To be fair to the Psychologist, they did publish (to my knowledge) one subsequent critical letter by Dr. Lewis Mitchell who called for an evidence-based approach to these controversial questions. Dr. Sutton’s reply to Dr. Mitchell stated “…we have always been very open about our desire to see constructive, evidence-based, psychological conversation on these topics” but then pivoted to say “Of course we want scientific rigour. But at the same time, we are not seeking a debate over whether or not racism exists in our society. The evidence for that is all around us … And we will never invalidate personal experience by demanding ‘where’s your scientific evidence?’” This, of course, is a very strange argument to come from scientists and highlights the very anti-science nature of the current sociopolitical moment.
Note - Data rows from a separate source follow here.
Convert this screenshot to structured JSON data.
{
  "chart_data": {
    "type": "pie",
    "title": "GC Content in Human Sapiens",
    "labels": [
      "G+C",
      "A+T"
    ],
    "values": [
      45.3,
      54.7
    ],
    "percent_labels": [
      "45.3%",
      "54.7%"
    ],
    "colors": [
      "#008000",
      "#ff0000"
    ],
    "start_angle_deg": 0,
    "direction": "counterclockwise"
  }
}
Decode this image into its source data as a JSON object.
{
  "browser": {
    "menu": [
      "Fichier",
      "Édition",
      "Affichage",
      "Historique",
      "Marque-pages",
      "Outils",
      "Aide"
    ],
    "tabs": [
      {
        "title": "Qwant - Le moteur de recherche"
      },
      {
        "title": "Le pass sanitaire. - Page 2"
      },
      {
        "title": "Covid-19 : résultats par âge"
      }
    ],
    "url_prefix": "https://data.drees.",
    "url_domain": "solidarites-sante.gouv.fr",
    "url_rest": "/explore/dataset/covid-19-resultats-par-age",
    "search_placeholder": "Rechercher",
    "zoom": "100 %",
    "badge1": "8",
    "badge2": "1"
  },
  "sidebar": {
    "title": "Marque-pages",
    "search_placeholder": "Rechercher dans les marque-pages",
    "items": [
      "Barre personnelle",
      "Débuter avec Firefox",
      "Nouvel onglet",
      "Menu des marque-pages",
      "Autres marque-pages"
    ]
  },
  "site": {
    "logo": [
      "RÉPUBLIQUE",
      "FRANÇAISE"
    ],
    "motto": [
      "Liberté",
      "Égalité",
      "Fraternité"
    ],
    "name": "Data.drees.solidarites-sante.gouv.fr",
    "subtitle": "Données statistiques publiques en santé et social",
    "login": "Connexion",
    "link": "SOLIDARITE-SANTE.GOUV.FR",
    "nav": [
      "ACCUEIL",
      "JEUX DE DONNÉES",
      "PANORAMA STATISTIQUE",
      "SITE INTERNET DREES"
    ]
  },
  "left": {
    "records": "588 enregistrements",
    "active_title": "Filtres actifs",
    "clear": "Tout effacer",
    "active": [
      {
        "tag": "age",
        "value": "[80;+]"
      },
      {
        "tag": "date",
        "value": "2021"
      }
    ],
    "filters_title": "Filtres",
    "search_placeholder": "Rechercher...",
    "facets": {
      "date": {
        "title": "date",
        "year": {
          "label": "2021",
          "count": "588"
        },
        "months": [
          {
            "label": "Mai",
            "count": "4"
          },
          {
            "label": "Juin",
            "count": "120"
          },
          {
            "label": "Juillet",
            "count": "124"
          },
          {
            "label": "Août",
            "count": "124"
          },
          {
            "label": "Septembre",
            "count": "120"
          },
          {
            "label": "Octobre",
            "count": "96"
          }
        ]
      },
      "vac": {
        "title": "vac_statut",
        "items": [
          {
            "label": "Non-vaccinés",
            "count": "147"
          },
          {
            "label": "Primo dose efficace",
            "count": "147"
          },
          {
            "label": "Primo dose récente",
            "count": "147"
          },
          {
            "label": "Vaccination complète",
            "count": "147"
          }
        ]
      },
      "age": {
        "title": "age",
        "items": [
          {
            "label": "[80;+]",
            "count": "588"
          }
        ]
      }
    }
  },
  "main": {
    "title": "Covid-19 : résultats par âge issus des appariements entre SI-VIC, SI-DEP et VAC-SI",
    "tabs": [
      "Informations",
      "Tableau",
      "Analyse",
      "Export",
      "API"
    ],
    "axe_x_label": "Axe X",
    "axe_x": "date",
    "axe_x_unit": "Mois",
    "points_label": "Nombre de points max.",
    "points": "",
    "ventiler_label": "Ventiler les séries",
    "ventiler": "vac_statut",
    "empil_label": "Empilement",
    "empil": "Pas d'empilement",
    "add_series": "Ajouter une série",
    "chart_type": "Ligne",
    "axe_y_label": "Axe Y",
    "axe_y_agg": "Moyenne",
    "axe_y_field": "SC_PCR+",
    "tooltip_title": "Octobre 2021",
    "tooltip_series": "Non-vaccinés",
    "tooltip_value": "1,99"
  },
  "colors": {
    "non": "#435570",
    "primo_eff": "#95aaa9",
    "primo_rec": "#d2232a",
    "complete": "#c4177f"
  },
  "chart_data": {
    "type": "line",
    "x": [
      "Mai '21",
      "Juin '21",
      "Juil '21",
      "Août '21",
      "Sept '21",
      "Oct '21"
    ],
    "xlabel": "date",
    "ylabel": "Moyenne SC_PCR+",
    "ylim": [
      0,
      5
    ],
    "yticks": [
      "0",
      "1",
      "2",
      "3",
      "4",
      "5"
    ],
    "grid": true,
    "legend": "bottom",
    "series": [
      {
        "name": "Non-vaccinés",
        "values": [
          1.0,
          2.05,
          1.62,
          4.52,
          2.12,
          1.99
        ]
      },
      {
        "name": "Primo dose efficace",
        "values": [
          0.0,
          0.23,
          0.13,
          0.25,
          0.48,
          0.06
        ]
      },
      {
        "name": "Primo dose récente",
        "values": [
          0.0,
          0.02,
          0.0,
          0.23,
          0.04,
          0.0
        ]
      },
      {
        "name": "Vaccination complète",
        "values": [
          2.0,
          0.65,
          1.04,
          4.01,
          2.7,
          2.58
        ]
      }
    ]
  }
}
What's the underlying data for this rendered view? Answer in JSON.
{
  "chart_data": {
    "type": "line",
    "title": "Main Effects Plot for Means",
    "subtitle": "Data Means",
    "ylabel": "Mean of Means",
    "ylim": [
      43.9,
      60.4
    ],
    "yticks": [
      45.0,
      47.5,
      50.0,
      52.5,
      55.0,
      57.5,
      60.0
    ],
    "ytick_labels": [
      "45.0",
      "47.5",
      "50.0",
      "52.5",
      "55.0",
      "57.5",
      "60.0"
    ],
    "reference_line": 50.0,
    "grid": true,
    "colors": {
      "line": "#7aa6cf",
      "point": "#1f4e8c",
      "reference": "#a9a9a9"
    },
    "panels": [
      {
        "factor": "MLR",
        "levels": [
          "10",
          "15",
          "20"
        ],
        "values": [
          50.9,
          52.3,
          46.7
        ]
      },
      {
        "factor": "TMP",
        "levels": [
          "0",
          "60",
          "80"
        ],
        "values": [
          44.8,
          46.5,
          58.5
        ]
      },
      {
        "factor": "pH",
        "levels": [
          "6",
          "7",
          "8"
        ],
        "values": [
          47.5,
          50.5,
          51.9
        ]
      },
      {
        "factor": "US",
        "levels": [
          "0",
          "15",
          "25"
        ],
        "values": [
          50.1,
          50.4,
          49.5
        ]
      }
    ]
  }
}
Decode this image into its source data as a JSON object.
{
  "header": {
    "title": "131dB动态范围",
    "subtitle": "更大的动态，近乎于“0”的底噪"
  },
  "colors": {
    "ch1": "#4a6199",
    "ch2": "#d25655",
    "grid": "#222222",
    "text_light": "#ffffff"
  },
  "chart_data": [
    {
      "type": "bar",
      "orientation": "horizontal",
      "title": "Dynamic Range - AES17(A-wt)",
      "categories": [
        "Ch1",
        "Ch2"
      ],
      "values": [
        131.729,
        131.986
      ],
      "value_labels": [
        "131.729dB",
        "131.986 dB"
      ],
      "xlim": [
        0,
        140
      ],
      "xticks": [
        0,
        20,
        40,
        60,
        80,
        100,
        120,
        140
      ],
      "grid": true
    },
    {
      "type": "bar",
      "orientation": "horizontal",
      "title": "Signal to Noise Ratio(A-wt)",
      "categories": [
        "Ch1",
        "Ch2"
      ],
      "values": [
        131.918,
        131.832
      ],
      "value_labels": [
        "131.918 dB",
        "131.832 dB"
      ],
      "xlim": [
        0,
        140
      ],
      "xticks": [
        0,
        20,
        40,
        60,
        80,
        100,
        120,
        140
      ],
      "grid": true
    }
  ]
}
To be explicit, I worry that capitulation to the kind of wokeness that has permeated left-leaning institutions is akin to a kind of virus and actually tokenizes and harms historically marginalized communities, increases polarization and racial discord and obstructs data-driven progress on critical issues such as criminal justice reform and income inequality. What strikes me about all this is that these types of turmoil, whether in psychology, academia, journalism, even role-playing games are happening largely in elite, progressive spaces. Scholars such as Michael Lind and Batya Ungar-Sargon suggest that much of the current narrative on race (whether neoracist identitarianism from the Left or the xenophobia of the Right) is a proxy for class struggles, with elites in politics, business and academia using this narrative to divide working-class people of all ethnicities. One need only look at the APA’s decision, communicated via exchanges on a division leaders’ listserve, in June 2020, to eliminate approximately 50 lower-level staff positions, but without reducing executive-level pay. Interestingly, comparing their executive salaries from 2019 tax documents to draft 2020 tax documents provided to me by the APA treasurer, APA executives received significant raises in the same calendar year they let multiple lower-level employees go. For instance, APA CEO Arthur Evans made $821,000 in total compensation in 2020.

I’d argue the 2020 moment isn’t really about race or social justice, but about a defensive elite narrative projecting ostensible morality when, in reality, consolidating power. That our psychological institutions, as well as those elsewhere in academia, journalism, and business, have participated in this is a shame on our field.